Tony Churnside | Creative Technologist

Taking Tablets

Sunday 4th September 2011

I’ve just returned from the International Broadcasting Convention (IBC) in Amsterdam. This is the second year I’ve been, last year I was honoured to be invited to the event as a guest after being awarded this. This year I was asked to help on the committee. I also produced a session about sound design for sport, and one about audibility on TV.

Amsterdam
I’m not going to blog about those two topics, other people have covered the subjects better than I could here and here. I’m going to talk about my experience presenting at a conference using only a tablet for the creation, editing and presentation of my sessions and perhaps give a few tips to other speakers brave enough to leave their laptop behind. Keynote is available in both iPad and iPhone flavours, although I wouldn’t like to create a full presentation on a screen as small as an iPhone, but perhaps it would be ok for quick and simple edits. Keynote on iOS doesn’t offer all the features of it’s bigger brother on OS X, and the big missing feature that hit me was not being able to insert audio files. Both my presentations needed numerous audio files (both were about sound) so this was more than slightly annoying. Keynote will allow you to open and edit presentations containing audio but there’s no way to import a .mp3 or .WAV. Because I needed audio I found this rather convoluted way around the problem: First I recorded some random video with the built in camera, imported that clip into iMovie and disabled it’s audio.

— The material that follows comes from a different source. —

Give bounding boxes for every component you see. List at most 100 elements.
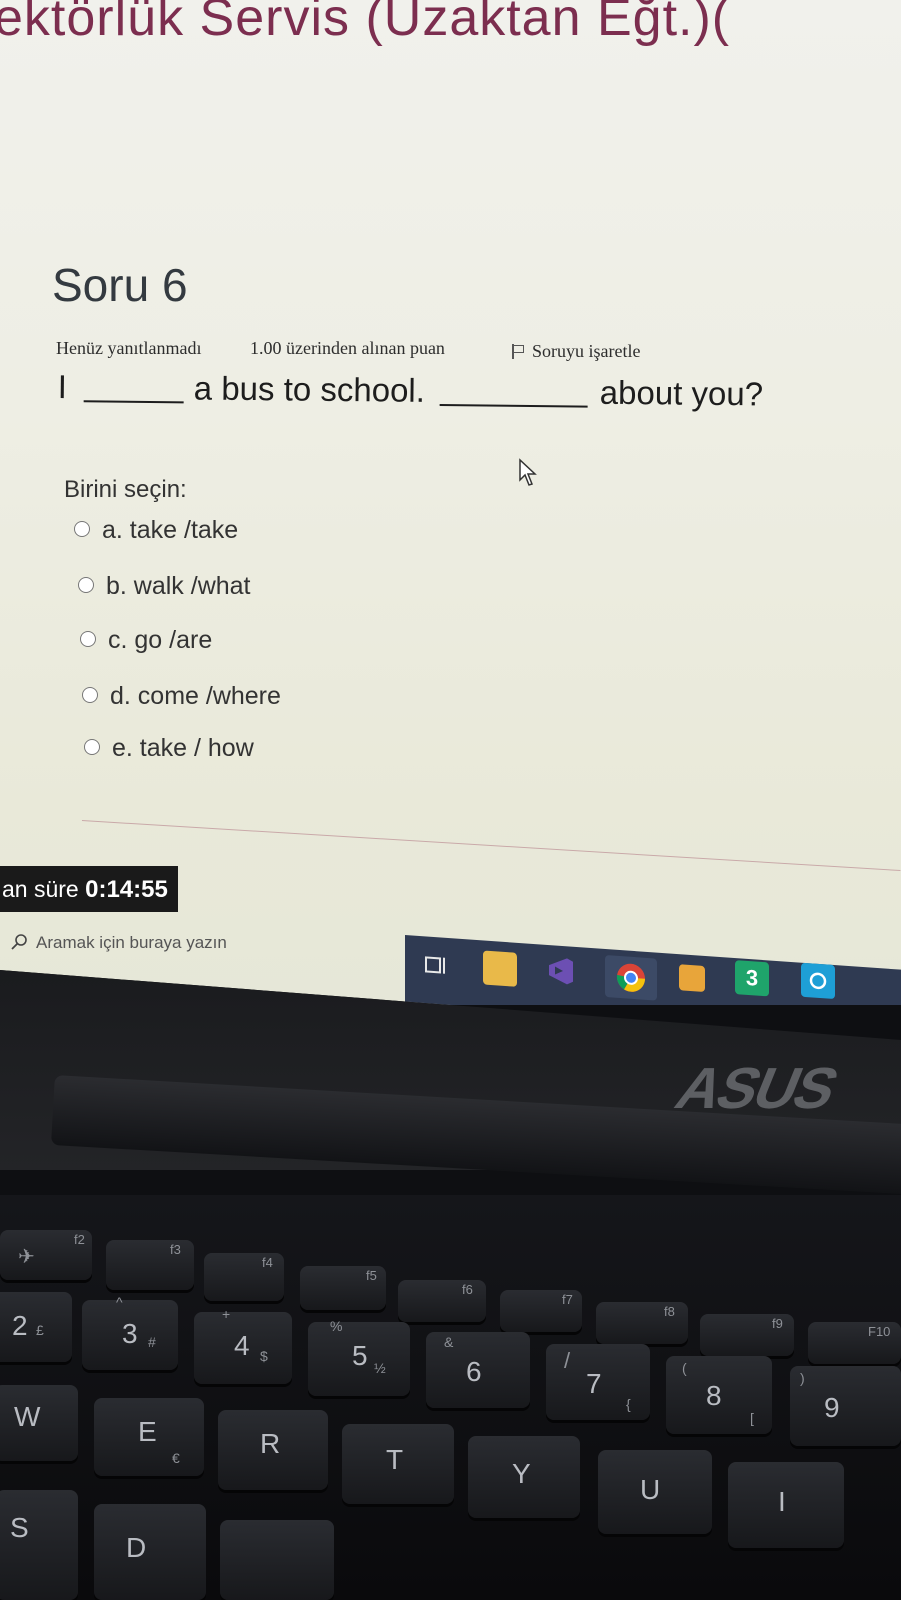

Then I added the desired audio from the iPad’s iTunes library* to the video clip, adjusting the length of the video to match the audio then exported the finished file to the camera roll. This video file, which contains the audio, can be imported into keynote then resized and moved out of the frame so the video is not visible during the presentation. Once finished plugging in a VGA adapter (and using the headphone out for the sound) allows you to view the presenter notes on the device while the slides are shown the the projector.

Keynote on an iPad
Tips: 1) Do as much of your presentation on a real computer, before you leave. I didn’t, but only because I viewed this as an experiment. 2) Export your presentation to PowerPoint, Keynote and PDF, try them all on OS X and Windows, in case your tablet lets you down. 3) Make sure your presentations and all the media you plan to use in your presentation is available everywhere. i.e. DropBox, a USB stick, your iTunes media library* on the device. 4) When editing on an iPad copy and paste are your friend, these can be used for moving content (like pictures and sounds) between presentations and apps. 5) Ensure you’ve topped up the battery before you get on stage. 6) Turn notifications off, turn silent on, sign out of Skype, enable airplane mode if possible. Conclusions: I could do everything I needed to do on the iPad, but certain tasks had to be completed in a very round-about way. As a presentation tool, the iPad worked well for me and when I head off here next month I may have created the presentation on a real computer first, but I’ll definitely be leaving the laptop behind. NB. This post was made on a tablet.